By Promit Mukherjee
OTTAWA (Reuters) – The Bank of Canada's annual economic growth forecast is viewed as overly optimistic by economists, who believe another significant interest rate cut will likely be needed to stimulate growth this year.
Despite expectations that the BoC would lower its annual gross domestic product (GDP) forecast during the quarterly monetary policy report released on Wednesday, the bank only adjusted its third-quarter growth projection and left its 2024 estimate unchanged, surprising many analysts.
Tony Stillo, director of Canadian economics at Oxford Economics, noted, "The bank had a more positive view on the economy for this year." He anticipates that annual GDP will fall short of the bank's estimate, necessitating a 50 basis points rate cut in December to boost the economy.

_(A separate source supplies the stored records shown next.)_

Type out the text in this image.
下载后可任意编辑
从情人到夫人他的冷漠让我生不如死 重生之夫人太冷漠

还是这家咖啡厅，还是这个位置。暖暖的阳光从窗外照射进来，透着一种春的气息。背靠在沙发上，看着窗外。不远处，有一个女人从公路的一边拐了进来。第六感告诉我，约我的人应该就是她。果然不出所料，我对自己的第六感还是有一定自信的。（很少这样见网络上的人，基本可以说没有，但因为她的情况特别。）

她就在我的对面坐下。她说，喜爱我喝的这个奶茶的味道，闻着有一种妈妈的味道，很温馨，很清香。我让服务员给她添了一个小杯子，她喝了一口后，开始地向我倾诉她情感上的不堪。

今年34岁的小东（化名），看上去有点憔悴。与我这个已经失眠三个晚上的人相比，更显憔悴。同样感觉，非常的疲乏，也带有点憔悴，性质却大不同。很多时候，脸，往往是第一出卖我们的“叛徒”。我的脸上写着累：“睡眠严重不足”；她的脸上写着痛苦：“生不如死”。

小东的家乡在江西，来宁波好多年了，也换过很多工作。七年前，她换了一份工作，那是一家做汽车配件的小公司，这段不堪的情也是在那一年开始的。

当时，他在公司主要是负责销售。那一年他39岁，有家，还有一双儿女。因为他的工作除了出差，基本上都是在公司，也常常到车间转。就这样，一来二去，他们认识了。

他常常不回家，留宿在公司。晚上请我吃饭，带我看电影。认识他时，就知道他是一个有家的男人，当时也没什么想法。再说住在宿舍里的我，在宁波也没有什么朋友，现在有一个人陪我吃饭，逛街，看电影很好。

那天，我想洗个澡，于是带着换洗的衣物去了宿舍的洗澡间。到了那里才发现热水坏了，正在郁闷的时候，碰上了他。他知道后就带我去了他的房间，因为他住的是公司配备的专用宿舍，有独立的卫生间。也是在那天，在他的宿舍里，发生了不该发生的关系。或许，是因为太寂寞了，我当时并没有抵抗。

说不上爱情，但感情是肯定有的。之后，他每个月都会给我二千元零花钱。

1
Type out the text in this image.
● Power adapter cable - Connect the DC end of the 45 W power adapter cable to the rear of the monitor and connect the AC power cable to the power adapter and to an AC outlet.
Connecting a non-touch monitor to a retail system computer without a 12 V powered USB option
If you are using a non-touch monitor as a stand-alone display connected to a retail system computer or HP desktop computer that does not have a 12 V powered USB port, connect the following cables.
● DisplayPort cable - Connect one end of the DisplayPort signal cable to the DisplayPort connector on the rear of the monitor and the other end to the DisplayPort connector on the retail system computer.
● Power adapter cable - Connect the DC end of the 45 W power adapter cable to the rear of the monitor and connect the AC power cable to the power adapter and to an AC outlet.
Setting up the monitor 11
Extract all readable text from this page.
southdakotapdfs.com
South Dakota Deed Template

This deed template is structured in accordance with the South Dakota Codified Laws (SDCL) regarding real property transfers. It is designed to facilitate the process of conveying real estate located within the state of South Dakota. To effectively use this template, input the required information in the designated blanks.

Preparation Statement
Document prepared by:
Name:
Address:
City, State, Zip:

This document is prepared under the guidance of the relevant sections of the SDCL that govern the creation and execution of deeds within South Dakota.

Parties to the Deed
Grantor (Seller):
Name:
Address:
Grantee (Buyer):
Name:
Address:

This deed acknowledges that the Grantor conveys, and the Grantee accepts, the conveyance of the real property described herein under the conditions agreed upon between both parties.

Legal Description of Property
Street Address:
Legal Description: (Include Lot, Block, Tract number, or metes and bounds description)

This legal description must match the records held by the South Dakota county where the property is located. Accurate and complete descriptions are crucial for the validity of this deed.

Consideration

In the monetary policy report, the bank revised its annualized third-quarter GDP estimate to 1.5% from July's 2.8%, while keeping its full-year estimate steady at 1.2% and not altering its 2025 forecast.
Avery Shenfeld, Managing Director and Chief Economist for Capital Markets at CIBC, commented, "If growth comes in a shade below the Bank of Canada's forecast, it could be one factor that supports a 50 basis-point cut in December."
This potential larger cut would align the key policy rate closer to the BoC's neutral rate of interest, which economists indicate is the ideal level for maintaining balanced growth.
Economist Claire Fan from RBC also projected a 50-bps rate cut this December, emphasizing that real GDP growth may remain subdued as interest rates likely stay restrictive until 2025.
On Wednesday, the bank reduced its key benchmark rate to 3.75%. Governor Tiff Macklem mentioned the need for stronger growth given that inflation appears under control. The timing of future rate reductions will depend on data collected between now and December 11, the date for the next rate decision, which will include GDP figures for August and September, October inflation data, and two employment reports.